Arnavut BAHATTİN, yani Bahattin ÖZÜLKER eski MİT Başkanı. Emekli Koramiral’dir. Cumhurbaşkanımız Fahri KORUTÜRK altı ay uğraştı bu kişiyi MİT Başkanı yapabilmek için. Yoksa biliyorsu­nuz, çok pasif bir cumhurbaşkanıydı. Özülker bir rapor hazırladı. MİT’in olaylara bakışını eleştirdi. “Kaynakta hep solcuların görüldüğü­nü oysa en büyük tehlikenin en ya­kın tehlike olduğunu belirtti. Bu da irticaydı”. Bu tespitler bütün istihbarat örgütünü alarme etti. ÖZÜLKER bu raporu yazdıktan bir hafta son­ra SAMSUN’da bir otel odasında ölü bulundu. Yanında Süleyman YENİLMEZ vardı. 12 MART 1971’in ünlü işkencecisi. Bir ilaç var, çaya atılıyor. Üç dakika içinde aşırı taşikardi yapıyor ve arkasından ölüm. Otopside ne ol­duğu anlaşılamıyor.

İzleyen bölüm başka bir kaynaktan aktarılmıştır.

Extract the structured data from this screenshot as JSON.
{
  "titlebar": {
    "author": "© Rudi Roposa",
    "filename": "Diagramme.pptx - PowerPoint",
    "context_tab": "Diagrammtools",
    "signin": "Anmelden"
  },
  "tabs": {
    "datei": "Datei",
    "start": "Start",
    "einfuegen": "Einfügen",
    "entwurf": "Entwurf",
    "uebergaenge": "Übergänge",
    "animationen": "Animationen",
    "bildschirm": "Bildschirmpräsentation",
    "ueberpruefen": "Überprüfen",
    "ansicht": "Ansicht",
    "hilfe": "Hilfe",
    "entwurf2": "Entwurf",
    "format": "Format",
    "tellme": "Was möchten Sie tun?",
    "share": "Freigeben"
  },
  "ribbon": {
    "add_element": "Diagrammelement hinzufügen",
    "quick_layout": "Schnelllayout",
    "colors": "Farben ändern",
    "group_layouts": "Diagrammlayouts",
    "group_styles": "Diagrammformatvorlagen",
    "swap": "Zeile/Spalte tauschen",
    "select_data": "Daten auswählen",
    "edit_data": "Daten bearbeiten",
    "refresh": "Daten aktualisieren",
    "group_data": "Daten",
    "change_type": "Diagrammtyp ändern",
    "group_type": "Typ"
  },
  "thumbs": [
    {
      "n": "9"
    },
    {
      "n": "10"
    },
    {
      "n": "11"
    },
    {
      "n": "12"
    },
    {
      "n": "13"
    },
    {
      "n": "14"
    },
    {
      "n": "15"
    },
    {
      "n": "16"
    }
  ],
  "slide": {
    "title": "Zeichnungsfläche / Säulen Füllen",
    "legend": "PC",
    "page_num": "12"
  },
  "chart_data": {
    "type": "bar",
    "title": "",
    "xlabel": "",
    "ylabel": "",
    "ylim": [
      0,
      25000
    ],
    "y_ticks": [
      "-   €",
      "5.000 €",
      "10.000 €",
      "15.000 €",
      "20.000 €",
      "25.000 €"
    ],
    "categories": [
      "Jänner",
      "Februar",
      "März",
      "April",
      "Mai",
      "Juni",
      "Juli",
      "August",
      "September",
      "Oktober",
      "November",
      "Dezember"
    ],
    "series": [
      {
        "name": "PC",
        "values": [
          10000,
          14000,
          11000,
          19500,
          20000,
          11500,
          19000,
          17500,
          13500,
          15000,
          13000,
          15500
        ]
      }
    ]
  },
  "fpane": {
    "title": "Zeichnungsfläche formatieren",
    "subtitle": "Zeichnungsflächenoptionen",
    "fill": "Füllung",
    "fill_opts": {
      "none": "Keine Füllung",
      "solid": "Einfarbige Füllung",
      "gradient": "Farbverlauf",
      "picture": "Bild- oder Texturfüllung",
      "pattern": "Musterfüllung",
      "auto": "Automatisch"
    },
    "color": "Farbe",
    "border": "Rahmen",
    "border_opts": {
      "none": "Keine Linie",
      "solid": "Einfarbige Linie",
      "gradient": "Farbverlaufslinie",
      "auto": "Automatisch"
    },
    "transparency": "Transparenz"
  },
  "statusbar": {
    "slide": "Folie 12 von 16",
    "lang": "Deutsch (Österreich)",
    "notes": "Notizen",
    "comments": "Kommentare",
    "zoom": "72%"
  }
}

Hiram ABAS “140 eyleme katıl­dım” diyor. Hangi yasada var bu. İstihbarat akılla yapılan bir iş. “Intelligence” adı üstünde zekâ de­mek. Kol gücüne dökülünce Ramboculuk oluyor.

Özel Harp Dairesi’nin şemasına baktığımızda köylere kadar inmiş sabotaj timleri görüyoruz.

KIŞKIRTICI AJAN

Bir de devletin kışkırtıcı ajanlar suretiyle yönettiği terör var. Güven­lik güçlerinin çeşitli örgütlere sızdır­dığı ajanlar var. O ajanlar örgütle­ri terör mekanizmasının içine itiyor­lar, kendi amaçları, istikametleri yönünde kullanıyorlar. Bir yandan ülkede istikrarsızlık yaratılıyor. Di­ğer yandan yönetimdeki kişilerde bu aksiyonları kendi çıkarları yönün­de kullanarak bir taşla iki kuş vu­ruyorlar. Böylece kendi emniyetle­rini sağlıyorlar. Burada halka ku­rulmuş tuzak vardır. 1968 yılından bu yana dünya farklı bir terörizm olgusuyla karşı karşıya. Bireysel te­rörizmin 20. yüzyıldaki en büyük beyni olarak Herbert MARCUSE’u gö­rüyorum.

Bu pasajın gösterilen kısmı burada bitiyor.